The details: Former secretary Dan Brouillette issued the warning during an appearance on Fox Business this past Tuesday. Brouillette was pressed on why the administration would move to cancel an offshore wind project like Revolution Wind, that is roughly 80% complete.
“I disagree with this decision,” Brouillette started off, noting that he understands concerns regarding how subsidized the wind industry has been and how those federal funds can be reallocated to pay down the national debt.
“But pulling a permit at this stage of the process sets an unfortunate precedent,” he said. “It creates a whiplash effect that I think in the long term will freeze investment. Future administrations may use this very same tactic against our [liquefied natural gas] exporters here in the United States, or even other fossil fuel energy producers. I think it’s a very dangerous precedent and sets up some incredibly bad whiplash.”
Brouillette explained that he doesn’t disagree with the president’s overall desire to move away from wind energy, but said the administration should keep its focus on future projects rather than those that are nearly complete.

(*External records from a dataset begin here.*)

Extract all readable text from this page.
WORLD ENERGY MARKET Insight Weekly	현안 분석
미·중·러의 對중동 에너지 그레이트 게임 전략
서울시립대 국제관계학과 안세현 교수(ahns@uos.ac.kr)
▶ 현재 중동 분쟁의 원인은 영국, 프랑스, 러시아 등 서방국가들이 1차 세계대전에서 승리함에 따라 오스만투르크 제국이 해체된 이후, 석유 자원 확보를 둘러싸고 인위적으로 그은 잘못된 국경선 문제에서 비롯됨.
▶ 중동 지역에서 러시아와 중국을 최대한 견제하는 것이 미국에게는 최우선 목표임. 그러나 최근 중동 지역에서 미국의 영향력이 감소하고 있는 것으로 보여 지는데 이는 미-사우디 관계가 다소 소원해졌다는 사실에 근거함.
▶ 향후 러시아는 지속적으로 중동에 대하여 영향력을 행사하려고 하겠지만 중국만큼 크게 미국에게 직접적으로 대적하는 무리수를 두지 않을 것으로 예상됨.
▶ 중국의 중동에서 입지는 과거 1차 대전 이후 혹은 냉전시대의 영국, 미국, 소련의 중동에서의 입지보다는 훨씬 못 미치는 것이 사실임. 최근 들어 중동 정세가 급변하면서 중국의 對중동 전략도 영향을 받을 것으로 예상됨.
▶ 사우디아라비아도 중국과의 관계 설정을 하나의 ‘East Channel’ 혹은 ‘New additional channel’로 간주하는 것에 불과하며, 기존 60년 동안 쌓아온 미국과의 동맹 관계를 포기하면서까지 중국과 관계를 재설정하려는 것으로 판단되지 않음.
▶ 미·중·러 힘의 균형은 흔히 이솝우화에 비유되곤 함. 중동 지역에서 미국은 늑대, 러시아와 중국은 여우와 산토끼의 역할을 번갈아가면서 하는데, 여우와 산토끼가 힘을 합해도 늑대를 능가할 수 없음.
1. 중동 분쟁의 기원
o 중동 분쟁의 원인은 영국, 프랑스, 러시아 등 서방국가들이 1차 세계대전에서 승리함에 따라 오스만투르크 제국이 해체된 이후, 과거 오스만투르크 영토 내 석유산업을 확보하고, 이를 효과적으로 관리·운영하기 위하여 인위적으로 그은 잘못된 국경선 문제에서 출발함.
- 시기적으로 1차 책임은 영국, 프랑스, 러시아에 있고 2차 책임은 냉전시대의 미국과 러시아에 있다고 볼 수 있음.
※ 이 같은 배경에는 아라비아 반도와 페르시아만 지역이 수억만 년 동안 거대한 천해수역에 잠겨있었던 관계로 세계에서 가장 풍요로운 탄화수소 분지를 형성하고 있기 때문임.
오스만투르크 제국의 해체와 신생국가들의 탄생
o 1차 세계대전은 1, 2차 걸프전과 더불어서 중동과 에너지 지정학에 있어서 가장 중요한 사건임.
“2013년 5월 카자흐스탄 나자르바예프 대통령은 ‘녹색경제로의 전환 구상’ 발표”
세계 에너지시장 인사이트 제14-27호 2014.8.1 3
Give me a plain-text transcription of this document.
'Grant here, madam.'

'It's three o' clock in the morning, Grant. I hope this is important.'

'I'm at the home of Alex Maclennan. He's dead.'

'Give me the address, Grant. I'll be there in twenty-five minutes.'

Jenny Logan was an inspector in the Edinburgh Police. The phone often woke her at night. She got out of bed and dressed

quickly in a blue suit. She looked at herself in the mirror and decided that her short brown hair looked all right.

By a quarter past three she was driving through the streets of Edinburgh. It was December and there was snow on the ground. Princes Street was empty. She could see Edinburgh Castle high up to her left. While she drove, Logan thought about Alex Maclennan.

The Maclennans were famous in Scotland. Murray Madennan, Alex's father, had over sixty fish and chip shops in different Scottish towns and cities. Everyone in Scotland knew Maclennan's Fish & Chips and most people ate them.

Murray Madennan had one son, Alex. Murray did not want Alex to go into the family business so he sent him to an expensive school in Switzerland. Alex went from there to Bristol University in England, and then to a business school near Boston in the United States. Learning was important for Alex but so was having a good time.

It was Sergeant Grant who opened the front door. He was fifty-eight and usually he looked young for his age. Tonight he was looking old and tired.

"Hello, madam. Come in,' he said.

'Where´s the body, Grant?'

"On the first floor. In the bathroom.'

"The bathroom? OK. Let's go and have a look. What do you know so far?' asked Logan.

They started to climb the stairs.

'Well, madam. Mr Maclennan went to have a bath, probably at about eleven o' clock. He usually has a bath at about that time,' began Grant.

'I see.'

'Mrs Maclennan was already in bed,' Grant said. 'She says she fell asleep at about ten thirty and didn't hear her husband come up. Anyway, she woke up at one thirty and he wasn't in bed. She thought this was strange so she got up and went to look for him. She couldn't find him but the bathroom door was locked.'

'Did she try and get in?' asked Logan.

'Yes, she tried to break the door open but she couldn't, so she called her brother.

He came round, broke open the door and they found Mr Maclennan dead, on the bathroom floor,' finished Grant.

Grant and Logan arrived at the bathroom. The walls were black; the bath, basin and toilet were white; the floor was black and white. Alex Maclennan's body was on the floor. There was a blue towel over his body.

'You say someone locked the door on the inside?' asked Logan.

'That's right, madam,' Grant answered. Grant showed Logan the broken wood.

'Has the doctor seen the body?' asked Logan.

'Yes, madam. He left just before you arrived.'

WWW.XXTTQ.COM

GOP pushback: The former energy secretary isn’t the only Republican speaking out as a number in Congress have also been voicing concerns. Alaska Sen. Lisa Murkowski told Politico this week that investors across industries will need certainty from the administration that their projects won’t be stopped at the eleventh hour. Three Senate Republicans – Thom Tillis of North Carolina, Chuck Grassley of Iowa, and John Curtis of Utah – are currently maintaining holds on the president’s nominees to the Treasury Department over the administration’s actions against clean energy.